Reviews: Batman

89 Movie

I've decided to review each of the 'modern' Batman movies, starting with the Tim Burton legend.

The film opens with one of the best themes of all time, a Danny Elfman masterpiece that would make the movie good by itself even if everything else was terrible. Thankfully, we are treated to a unique treat of the sort only Tim Butron could deliver.

The film is beautifully shot and well acted. The writing of so many scenes is just incredible. But it is the look of Batman that stands out. Burton has a mind like no other, and when he is on his game, his movies are moving works of art.

But Burton's weaknesses shine through as much as his strengths. While is is, as mentioned, an artist with a great visual flare, he is not known for his movies having good plots.

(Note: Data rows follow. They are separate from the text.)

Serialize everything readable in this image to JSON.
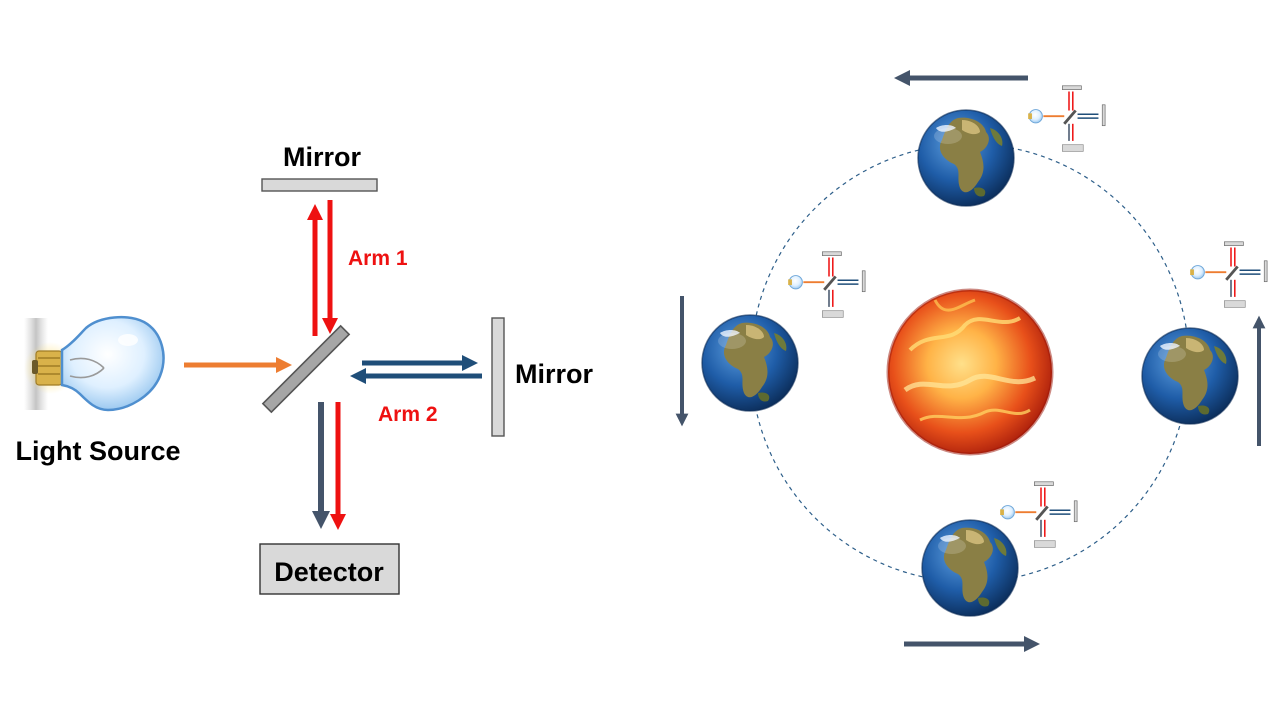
{
  "labels": {
    "mirror_top": "Mirror",
    "mirror_right": "Mirror",
    "arm1": "Arm 1",
    "arm2": "Arm 2",
    "light_source": "Light Source",
    "detector": "Detector"
  },
  "colors": {
    "background": "#ffffff",
    "mirror_fill": "#d9d9d9",
    "red_beam": "#ee1111",
    "navy_beam": "#1f4e79",
    "orange_beam": "#ed7d31",
    "motion_arrow": "#44546a",
    "orbit": "#2e5f8a",
    "sun_core": "#ffb347",
    "sun_edge": "#c0230b",
    "earth_ocean": "#1f5da8",
    "earth_land": "#7a7a3a"
  },
  "icons": {
    "light_bulb": "light-bulb-icon",
    "sun": "sun-icon",
    "earth": "earth-icon",
    "mini_interferometer": "interferometer-icon"
  }
}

At first glance one may wonder what the problem is. It's good vs evil. Batman vs the Joker. That's a plot in and of itself.

No, it is not a plot in and of itself. All we know of Bruce Wayne is that he is a recluse who hasn't got over his parents' death and is beating up and even killing criminals at night. There is no attempt to explore his character or give him proper motivation for his crusade. With the Joker, as well, we are given both too much and too little. Jack Nicholson does a good job, but besides for being too old for the role his performance is hampered by the fact that the movie makes the Joker too human. By showing as much of the Joker's backstory and making his first act as the Joker one of revenge it makes him human enough that I cannot help but ask why he is doing what he is doing, a question that does not need to be asked of other versions of the Joker. With neither side having their actions or motivations explored almost at all there is only a series of events, not an actual plot.

There are two hackneyed attempts to make a plot with the fight over the boring Vicky Vale and the revelation that Joker killed Bruce Wayne's parents. Both are terribly forced. I guess because Batman is a sociopath dropping Joker into the acid would not make him feel guilty and make the conflict personal.

Yes. Batman is a sociopath, waiting until after crimes are commited to punish the criminals and even killing many in cold blood. The character dresses like Batman, but he isn't Batman. In a movie with the name 'Batman,' that is very unfortunate.

A Pretty, Well-Acted, Dumb, Plotless, Mean-spirited Mess, Set to Nice Music.

...Wow, with that title, do I really need to write the review?

Tim Burton's Batman is a well-shot movie with great, gothic art design, smart lighting and editing, and plenty of visual style. It has a rightly-famous score whose main theme has been synonymous with the character for more than a quarter of a century.

And, with that out of the way... I hate this movie.

Yes, part of it is that I'm a Batman fan, and watching Batman use guns to kill people who aren't even criminals before blowing up a building full of other non-criminals sets off my knee-jerk fanboy rage. But it's hardly the only problem with the movie, guys!

Jack Nicholson, following Brando's example, cut what has since become a legendary deal with the production team to play the Joker, and it's apparent they put getting their money's worth out of him at a priority over telling a coherent story or creating a compelling protagonist. I don't mean to imply he isn't sometimes entertaining to watch (even if too much of a good thing is definitely too much), but this is more his film than Batman's. He gets the origin story, the character arc, the lion's share of the screentime. Hell, he's artificially injected into Batman's backstory just to further emphasize his role as the focus of the story.

Batman himself gets the shaft. Keaton turns in a very strong performance, but that's the most that can be said for it. He always seems restrained by the suit, and he gets only a token amount of explanation or examination from a script that clearly regards him as the least interesting thing in his own movie.

Plot-wise, there's frankly little to talk about. It's more a series of vignettes than a coherent narrative. If it attempted to ape a serialized comic format, it is just a failed experiment, but comments by the director indicate otherwise.

Tonally, this movie has no idea what it wants. Dark, violent content coexists alongside the most blatant sort of Silver Age lunacy. And the fight scenes aren't great. Poor Keaton is clearly trying, but the suit keeps him from moving well, and his opponents jump out of Clown Henchman Spawn Points, with no sense of escalation or impact to their defeats.

If you just want to stare at pretty pictures and listen to pretty music, fine. But the movie that comes with them is just not very good, and only sometimes entertaining.

...Alright, that scene where the Joker shoots down the Batplane with a comically-long gun was pretty great.